Defending Immigrants, Rebuilding Texas, with Greg Casar

Even as Hurricane Harvey battered Texas’s coast, its politicians were adding more fear to the state’s immigrant residents. From the rumors of immigration checkpoints along evacuation routes to looming bills to further criminalize undocumented people to the threat from Trump to revoke DACA protections, there was a lot to be afraid of. Yet Texans beat back one big threat to immigrants, and the coalition they built, Austin city councilmember Greg Casar says, will help them turn the tide in the future.

[Senate Bill 4] has become a statewide issue, so there have been statewide calls by organizations for all local elected officials to join in on this lawsuit. What I think was really important and special about this moment was that community organizations on the ground, like Texas Organizing Project and Workers Defense Project and United We Dream, were on the demanding that local elected officials stand up and fight back and sue. There were grassroots attorneys that were advising those organizations through their work.

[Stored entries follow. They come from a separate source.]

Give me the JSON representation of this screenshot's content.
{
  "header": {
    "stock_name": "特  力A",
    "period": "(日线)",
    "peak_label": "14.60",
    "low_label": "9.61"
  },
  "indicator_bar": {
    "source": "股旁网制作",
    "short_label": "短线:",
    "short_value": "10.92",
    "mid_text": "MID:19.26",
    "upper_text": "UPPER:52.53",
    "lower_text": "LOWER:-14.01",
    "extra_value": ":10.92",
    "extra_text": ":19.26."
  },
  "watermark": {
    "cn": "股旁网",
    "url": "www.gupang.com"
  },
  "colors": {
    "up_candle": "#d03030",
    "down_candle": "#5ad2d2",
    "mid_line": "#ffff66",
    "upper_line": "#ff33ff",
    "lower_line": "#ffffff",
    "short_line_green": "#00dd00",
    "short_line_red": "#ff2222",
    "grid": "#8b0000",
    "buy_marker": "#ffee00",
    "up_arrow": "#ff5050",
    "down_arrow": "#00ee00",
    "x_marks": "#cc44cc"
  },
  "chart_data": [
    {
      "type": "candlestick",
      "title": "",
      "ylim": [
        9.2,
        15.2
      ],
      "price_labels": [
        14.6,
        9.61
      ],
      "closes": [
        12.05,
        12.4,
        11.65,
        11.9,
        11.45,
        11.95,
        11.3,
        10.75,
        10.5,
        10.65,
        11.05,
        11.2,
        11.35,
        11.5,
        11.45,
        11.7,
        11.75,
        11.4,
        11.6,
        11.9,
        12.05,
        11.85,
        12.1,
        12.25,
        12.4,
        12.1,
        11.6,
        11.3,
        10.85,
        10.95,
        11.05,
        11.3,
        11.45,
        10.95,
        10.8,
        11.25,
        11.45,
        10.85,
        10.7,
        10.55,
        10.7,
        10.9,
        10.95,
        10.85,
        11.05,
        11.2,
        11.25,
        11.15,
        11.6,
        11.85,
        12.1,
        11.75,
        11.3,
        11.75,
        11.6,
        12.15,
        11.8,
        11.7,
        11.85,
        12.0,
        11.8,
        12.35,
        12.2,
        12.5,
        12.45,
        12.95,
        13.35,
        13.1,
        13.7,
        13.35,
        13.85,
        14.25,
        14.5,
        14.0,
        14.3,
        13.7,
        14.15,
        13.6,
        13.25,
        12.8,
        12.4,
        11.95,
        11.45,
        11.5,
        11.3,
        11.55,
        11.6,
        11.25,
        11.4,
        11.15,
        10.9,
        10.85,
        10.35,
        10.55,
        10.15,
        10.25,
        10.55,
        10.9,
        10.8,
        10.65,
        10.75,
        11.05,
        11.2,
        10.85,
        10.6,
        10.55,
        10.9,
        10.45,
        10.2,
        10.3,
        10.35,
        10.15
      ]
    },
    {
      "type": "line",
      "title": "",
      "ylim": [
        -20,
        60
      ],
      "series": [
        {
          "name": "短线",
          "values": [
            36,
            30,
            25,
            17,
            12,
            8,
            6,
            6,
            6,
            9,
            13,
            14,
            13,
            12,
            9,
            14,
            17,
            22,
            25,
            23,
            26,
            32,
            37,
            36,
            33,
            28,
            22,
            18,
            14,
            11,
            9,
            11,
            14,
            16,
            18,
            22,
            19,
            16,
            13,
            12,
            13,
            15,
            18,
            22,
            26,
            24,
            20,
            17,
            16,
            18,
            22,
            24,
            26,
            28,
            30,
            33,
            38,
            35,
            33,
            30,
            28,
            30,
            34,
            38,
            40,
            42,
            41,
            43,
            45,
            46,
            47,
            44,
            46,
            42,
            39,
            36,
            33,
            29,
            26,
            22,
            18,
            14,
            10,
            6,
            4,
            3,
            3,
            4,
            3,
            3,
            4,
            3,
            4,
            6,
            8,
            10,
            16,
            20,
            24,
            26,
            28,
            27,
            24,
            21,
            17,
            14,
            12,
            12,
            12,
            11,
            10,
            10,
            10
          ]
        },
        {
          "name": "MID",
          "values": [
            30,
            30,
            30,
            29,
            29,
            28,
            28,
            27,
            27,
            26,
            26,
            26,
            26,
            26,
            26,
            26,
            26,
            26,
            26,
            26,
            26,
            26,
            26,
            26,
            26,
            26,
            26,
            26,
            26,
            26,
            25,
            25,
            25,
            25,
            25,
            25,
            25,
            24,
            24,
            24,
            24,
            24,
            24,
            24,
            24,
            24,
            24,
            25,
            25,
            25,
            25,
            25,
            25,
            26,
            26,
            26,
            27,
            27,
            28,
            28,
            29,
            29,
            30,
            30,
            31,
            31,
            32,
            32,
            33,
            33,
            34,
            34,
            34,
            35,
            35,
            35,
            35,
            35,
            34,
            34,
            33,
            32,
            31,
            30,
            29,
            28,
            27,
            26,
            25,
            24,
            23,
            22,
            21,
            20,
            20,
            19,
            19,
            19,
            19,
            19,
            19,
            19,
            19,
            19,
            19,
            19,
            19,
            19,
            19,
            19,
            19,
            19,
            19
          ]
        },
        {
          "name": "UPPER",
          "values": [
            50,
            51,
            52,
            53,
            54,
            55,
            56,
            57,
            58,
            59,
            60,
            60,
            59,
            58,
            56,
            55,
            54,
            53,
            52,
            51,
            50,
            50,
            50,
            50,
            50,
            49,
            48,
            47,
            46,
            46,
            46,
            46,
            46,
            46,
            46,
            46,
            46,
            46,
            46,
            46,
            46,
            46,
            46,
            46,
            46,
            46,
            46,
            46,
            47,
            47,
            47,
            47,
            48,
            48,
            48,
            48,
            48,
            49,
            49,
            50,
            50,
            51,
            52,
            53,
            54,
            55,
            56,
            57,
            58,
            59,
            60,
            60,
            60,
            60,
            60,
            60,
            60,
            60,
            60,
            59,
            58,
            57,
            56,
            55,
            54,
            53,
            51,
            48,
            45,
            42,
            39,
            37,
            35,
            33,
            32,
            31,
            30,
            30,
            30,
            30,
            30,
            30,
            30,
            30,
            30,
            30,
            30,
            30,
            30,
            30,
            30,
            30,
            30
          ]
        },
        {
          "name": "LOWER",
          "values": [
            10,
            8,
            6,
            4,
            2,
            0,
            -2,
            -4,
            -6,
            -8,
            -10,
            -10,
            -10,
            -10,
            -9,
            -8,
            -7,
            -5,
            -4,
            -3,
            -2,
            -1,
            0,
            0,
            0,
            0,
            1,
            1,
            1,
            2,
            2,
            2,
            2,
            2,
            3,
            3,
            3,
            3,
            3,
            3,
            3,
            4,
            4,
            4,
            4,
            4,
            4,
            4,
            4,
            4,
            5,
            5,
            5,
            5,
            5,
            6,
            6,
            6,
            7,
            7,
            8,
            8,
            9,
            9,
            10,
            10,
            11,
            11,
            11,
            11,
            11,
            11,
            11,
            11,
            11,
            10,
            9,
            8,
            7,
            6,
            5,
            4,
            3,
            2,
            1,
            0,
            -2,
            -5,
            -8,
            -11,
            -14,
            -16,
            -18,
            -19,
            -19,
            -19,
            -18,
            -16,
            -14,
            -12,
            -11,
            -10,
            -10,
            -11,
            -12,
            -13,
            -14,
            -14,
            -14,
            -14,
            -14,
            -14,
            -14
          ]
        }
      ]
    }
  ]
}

Local Progress, which is the national network of progressive local elected officials, set up infrastructure in Texas to coordinate progressive city council members and county commissioners to play sort of an inside/outside game to stand with the activists, but also work on the inside to move the rest of their local government to join this lawsuit.
I think, if you read Judge Garcia’s opinion, it becomes so clear that both the overwhelming damage that SB4 could have caused, that community members themselves raised, was critical for his decision, but also, it was critical to his decision with how many jurisdictions and municipalities stated that there could be irreparable harm caused by the law to those jurisdictions’ safety and wellbeing if the law went into effect. I think it was really critical that both grassroots organizations like United We Dream, Workers Defense, and TOP and an organization like Local Progress were helping to coordinate something that had never been done in the State of Texas before, which was local governments all joining together to sue the governor and state on an immigrants rights and social justice issue like this one. It wasn’t just the mayors sweeping in to save everybody.